Obtaining a DNR form in Pennsylvania is a straightforward process. You can acquire the form through various means:

  1. Visit the Pennsylvania Department of Health website, where the DNR form is available for download.
  2. Request a copy from your healthcare provider or hospital.
  3. Contact local health organizations or legal aid offices that may provide the form and assistance in completing it.

Once you have the form, ensure that it is filled out correctly and signed by both the individual and their physician.

What should I do after completing the DNR form?

After completing the DNR form, it is important to take several steps to ensure that your wishes are respected:

  • Share copies of the signed DNR form with your healthcare providers, family members, and any other individuals involved in your care.
  • Keep a copy of the form in an easily accessible location, such as your home or with your medical records.
  • Consider discussing your decision with your healthcare team to ensure they understand your preferences and can provide appropriate care.

By taking these steps, you help ensure that your wishes regarding resuscitation are honored during a medical emergency.

Can I change or revoke my DNR order?

Yes, you can change or revoke your DNR order at any time as long as you are capable of making your own medical decisions.
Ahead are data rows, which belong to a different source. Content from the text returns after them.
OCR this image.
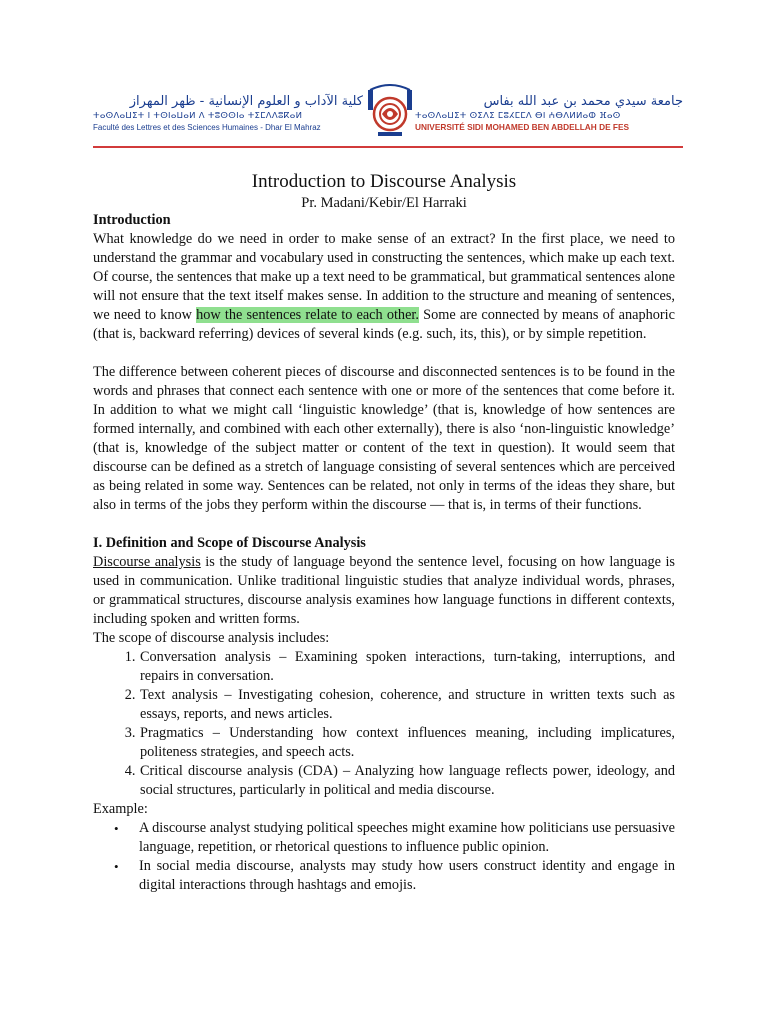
كلية الآداب و العلوم الإنسانية - ظهر المهراز
ⵜⴰⵙⴷⴰⵡⵉⵜ ⵏ ⵜⵙⵏⴰⵡⴰⵍ ⴷ ⵜⵓⵙⵙⵏⴰ ⵜⵉⵎⴷⴷⵓⴽⴰⵍ
Faculté des Lettres et des Sciences Humaines - Dhar El Mahraz
جامعة سيدي محمد بن عبد الله بفاس
ⵜⴰⵙⴷⴰⵡⵉⵜ ⵙⵉⴷⵉ ⵎⵓⵃⵎⵎⴷ ⴱⵏ ⵄⴱⴷⵍⵍⴰⵀ ⴼⴰⵙ
UNIVERSITÉ SIDI MOHAMED BEN ABDELLAH DE FES
Introduction to Discourse Analysis
Pr. Madani/Kebir/El Harraki

Introduction

What knowledge do we need in order to make sense of an extract? In the first place, we need to understand the grammar and vocabulary used in constructing the sentences, which make up each text. Of course, the sentences that make up a text need to be grammatical, but grammatical sentences alone will not ensure that the text itself makes sense. In addition to the structure and meaning of sentences, we need to know how the sentences relate to each other. Some are connected by means of anaphoric (that is, backward referring) devices of several kinds (e.g. such, its, this), or by simple repetition.

The difference between coherent pieces of discourse and disconnected sentences is to be found in the words and phrases that connect each sentence with one or more of the sentences that come before it. In addition to what we might call ‘linguistic knowledge’ (that is, knowledge of how sentences are formed internally, and combined with each other externally), there is also ‘non-linguistic knowledge’ (that is, knowledge of the subject matter or content of the text in question). It would seem that discourse can be defined as a stretch of language consisting of several sentences which are perceived as being related in some way. Sentences can be related, not only in terms of the ideas they share, but also in terms of the jobs they perform within the discourse — that is, in terms of their functions.

I. Definition and Scope of Discourse Analysis

Discourse analysis is the study of language beyond the sentence level, focusing on how language is used in communication. Unlike traditional linguistic studies that analyze individual words, phrases, or grammatical structures, discourse analysis examines how language functions in different contexts, including spoken and written forms.

The scope of discourse analysis includes:

1. Conversation analysis – Examining spoken interactions, turn-taking, interruptions, and repairs in conversation.
2. Text analysis – Investigating cohesion, coherence, and structure in written texts such as essays, reports, and news articles.
3. Pragmatics – Understanding how context influences meaning, including implicatures, politeness strategies, and speech acts.
4. Critical discourse analysis (CDA) – Analyzing how language reflects power, ideology, and social structures, particularly in political and media discourse.

Example:

• A discourse analyst studying political speeches might examine how politicians use persuasive language, repetition, or rhetorical questions to influence public opinion.
• In social media discourse, analysts may study how users construct identity and engage in digital interactions through hashtags and emojis.
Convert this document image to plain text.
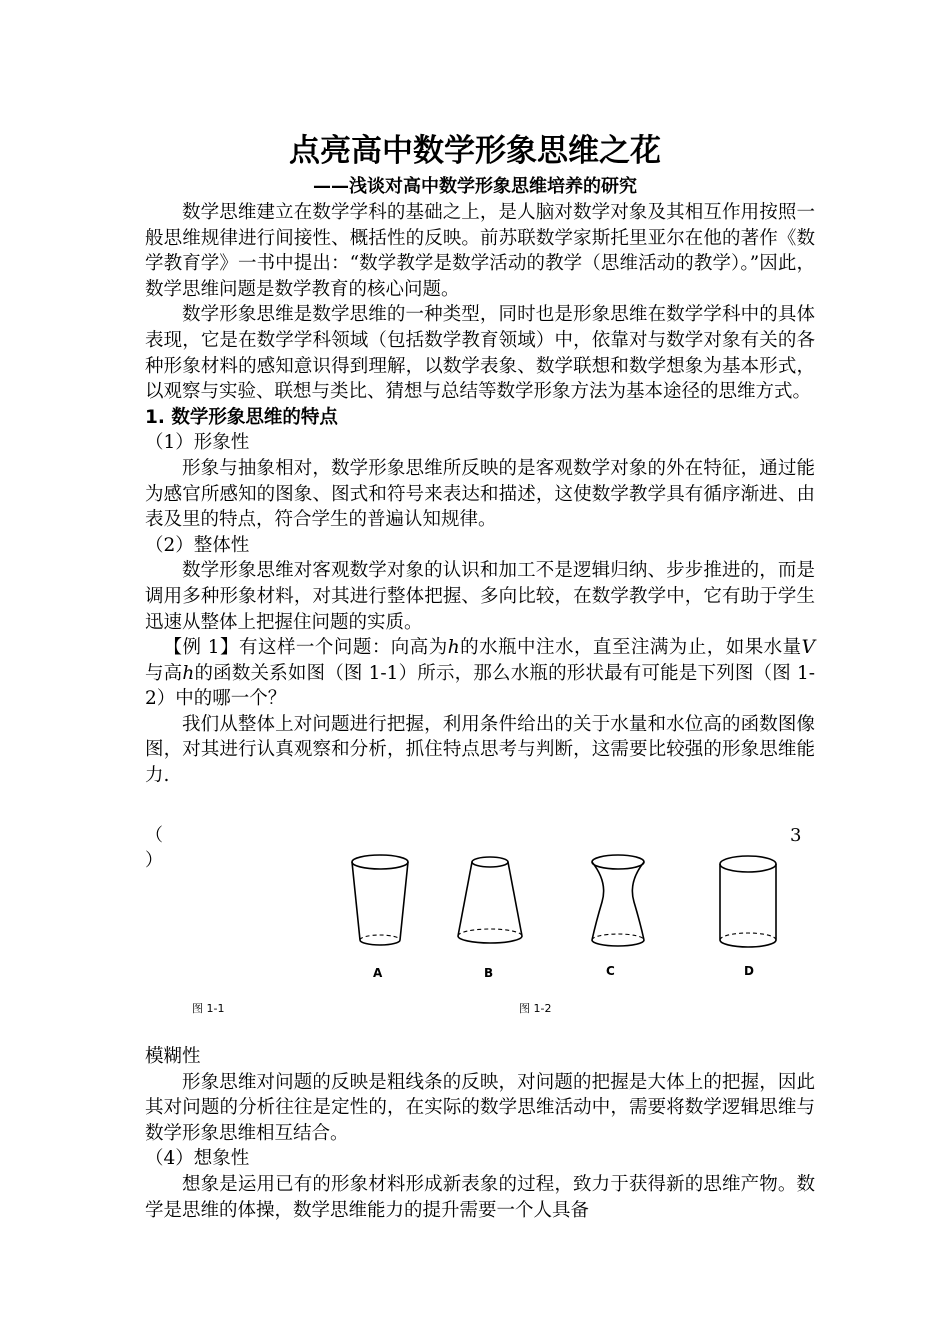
点亮高中数学形象思维之花
——浅谈对高中数学形象思维培养的研究

数学思维建立在数学学科的基础之上，是人脑对数学对象及其相互作用按照一般思维规律进行间接性、概括性的反映。前苏联数学家斯托里亚尔在他的著作《数学教育学》一书中提出：“数学教学是数学活动的教学（思维活动的教学）。”因此，数学思维问题是数学教育的核心问题。

数学形象思维是数学思维的一种类型，同时也是形象思维在数学学科中的具体表现，它是在数学学科领域（包括数学教育领域）中，依靠对与数学对象有关的各种形象材料的感知意识得到理解，以数学表象、数学联想和数学想象为基本形式，以观察与实验、联想与类比、猜想与总结等数学形象方法为基本途径的思维方式。

1. 数学形象思维的特点

（1）形象性

形象与抽象相对，数学形象思维所反映的是客观数学对象的外在特征，通过能为感官所感知的图象、图式和符号来表达和描述，这使数学教学具有循序渐进、由表及里的特点，符合学生的普遍认知规律。

（2）整体性

数学形象思维对客观数学对象的认识和加工不是逻辑归纳、步步推进的，而是调用多种形象材料，对其进行整体把握、多向比较，在数学教学中，它有助于学生迅速从整体上把握住问题的实质。

【例 1】有这样一个问题：向高为h的水瓶中注水，直至注满为止，如果水量V与高h的函数关系如图（图 1-1）所示，那么水瓶的形状最有可能是下列图（图 1-2）中的哪一个？

我们从整体上对问题进行把握，利用条件给出的关于水量和水位高的函数图像图，对其进行认真观察和分析，抓住特点思考与判断，这需要比较强的形象思维能力.

（
）
3
A	B	C	D
图 1-1	图 1-2

模糊性

形象思维对问题的反映是粗线条的反映，对问题的把握是大体上的把握，因此其对问题的分析往往是定性的，在实际的数学思维活动中，需要将数学逻辑思维与数学形象思维相互结合。

（4）想象性

想象是运用已有的形象材料形成新表象的过程，致力于获得新的思维产物。数学是思维的体操，数学思维能力的提升需要一个人具备
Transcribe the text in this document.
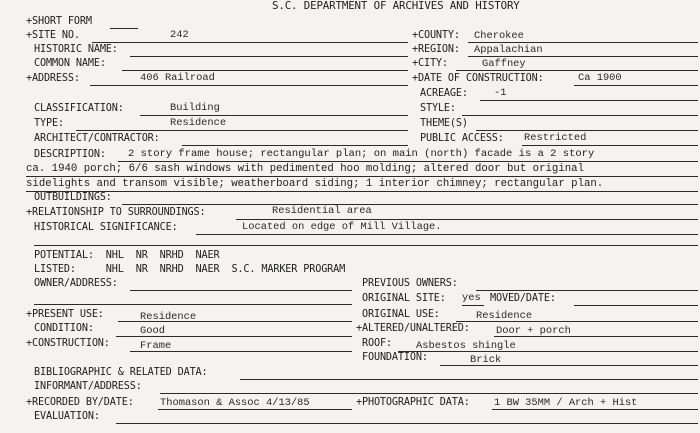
S.C. DEPARTMENT OF ARCHIVES AND HISTORY
+SHORT FORM
+SITE NO.	242	+COUNTY: Cherokee
HISTORIC NAME:	+REGION: Appalachian
COMMON NAME:	+CITY:	Gaffney
+ADDRESS:	406 Railroad	+DATE OF CONSTRUCTION:	Ca 1900
ACREAGE:	-1
CLASSIFICATION:	Building	STYLE:
TYPE:	Residence	THEME(S)
ARCHITECT/CONTRACTOR:	PUBLIC ACCESS: Restricted
DESCRIPTION: 2 story frame house; rectangular plan; on main (north) facade is a 2 story
ca. 1940 porch; 6/6 sash windows with pedimented hoo molding; altered door but original
sidelights and transom visible; weatherboard siding; 1 interior chimney; rectangular plan.
OUTBUILDINGS:
+RELATIONSHIP TO SURROUNDINGS:	Residential area
HISTORICAL SIGNIFICANCE:	Located on edge of Mill Village.
POTENTIAL:  NHL  NR  NRHD  NAER
LISTED:     NHL  NR  NRHD  NAER  S.C. MARKER PROGRAM
OWNER/ADDRESS:	PREVIOUS OWNERS:
ORIGINAL SITE: yes MOVED/DATE:
+PRESENT USE:	Residence	ORIGINAL USE:	Residence
CONDITION:	Good	+ALTERED/UNALTERED:	Door + porch
+CONSTRUCTION:	Frame	ROOF: Asbestos shingle
FOUNDATION:	Brick
BIBLIOGRAPHIC & RELATED DATA:
INFORMANT/ADDRESS:
+RECORDED BY/DATE:	Thomason & Assoc 4/13/85	+PHOTOGRAPHIC DATA: 1 BW 35MM / Arch + Hist
EVALUATION:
To revoke a DNR order, you can simply destroy the existing form and inform your healthcare providers of your decision. If you choose to create a new DNR form, make sure it is properly signed and shared with relevant parties. Keeping your medical team informed of any changes is essential to ensure your current wishes are respected.

Pennsylvania Do Not Resuscitate Order Example

Pennsylvania Do Not Resuscitate Order (DNR)

This Do Not Resuscitate Order (DNR) is designed for use in the state of Pennsylvania, following relevant state laws regarding advance directives and medical treatment preferences.

Patient Information:

  • Patient Name: _______________________________
  • Date of Birth: _____________________________
  • Address: ___________________________________
  • City, State, Zip: ___________________________
  • Patient's Healthcare Provider: ________________
  • Provider's Contact Information: _______________

Order Declaration:

The individual named above has decisively chosen to forgo cardiopulmonary resuscitation (CPR) should their heart stop or they stop breathing. This decision is made voluntarily and without coercion. The order is valid as long as the patient remains of sound mind and has the capacity to make medical decisions.

Additional Instructions:

  • Specify any additional wishes regarding medical care: _____________________________________________________
  • This order applies in all health care settings unless stated otherwise: ______________________________________

Signatures:

Patient or Legal Representative Signature: ___________________________ Date: ___________

If signed by a legal representative, please include:

  • Representative's Name: ___________________________________
  • Relationship to Patient: _________________________________

Witness Signatures:

  1. Witness 1 Name: ___________________________________ Signature: ______________________
  2. Witness 2 Name: ___________________________________ Signature: ______________________

This document serves as a formal expression of the patient's wishes regarding resuscitation efforts. Please ensure that copies are available to relevant healthcare providers and family members.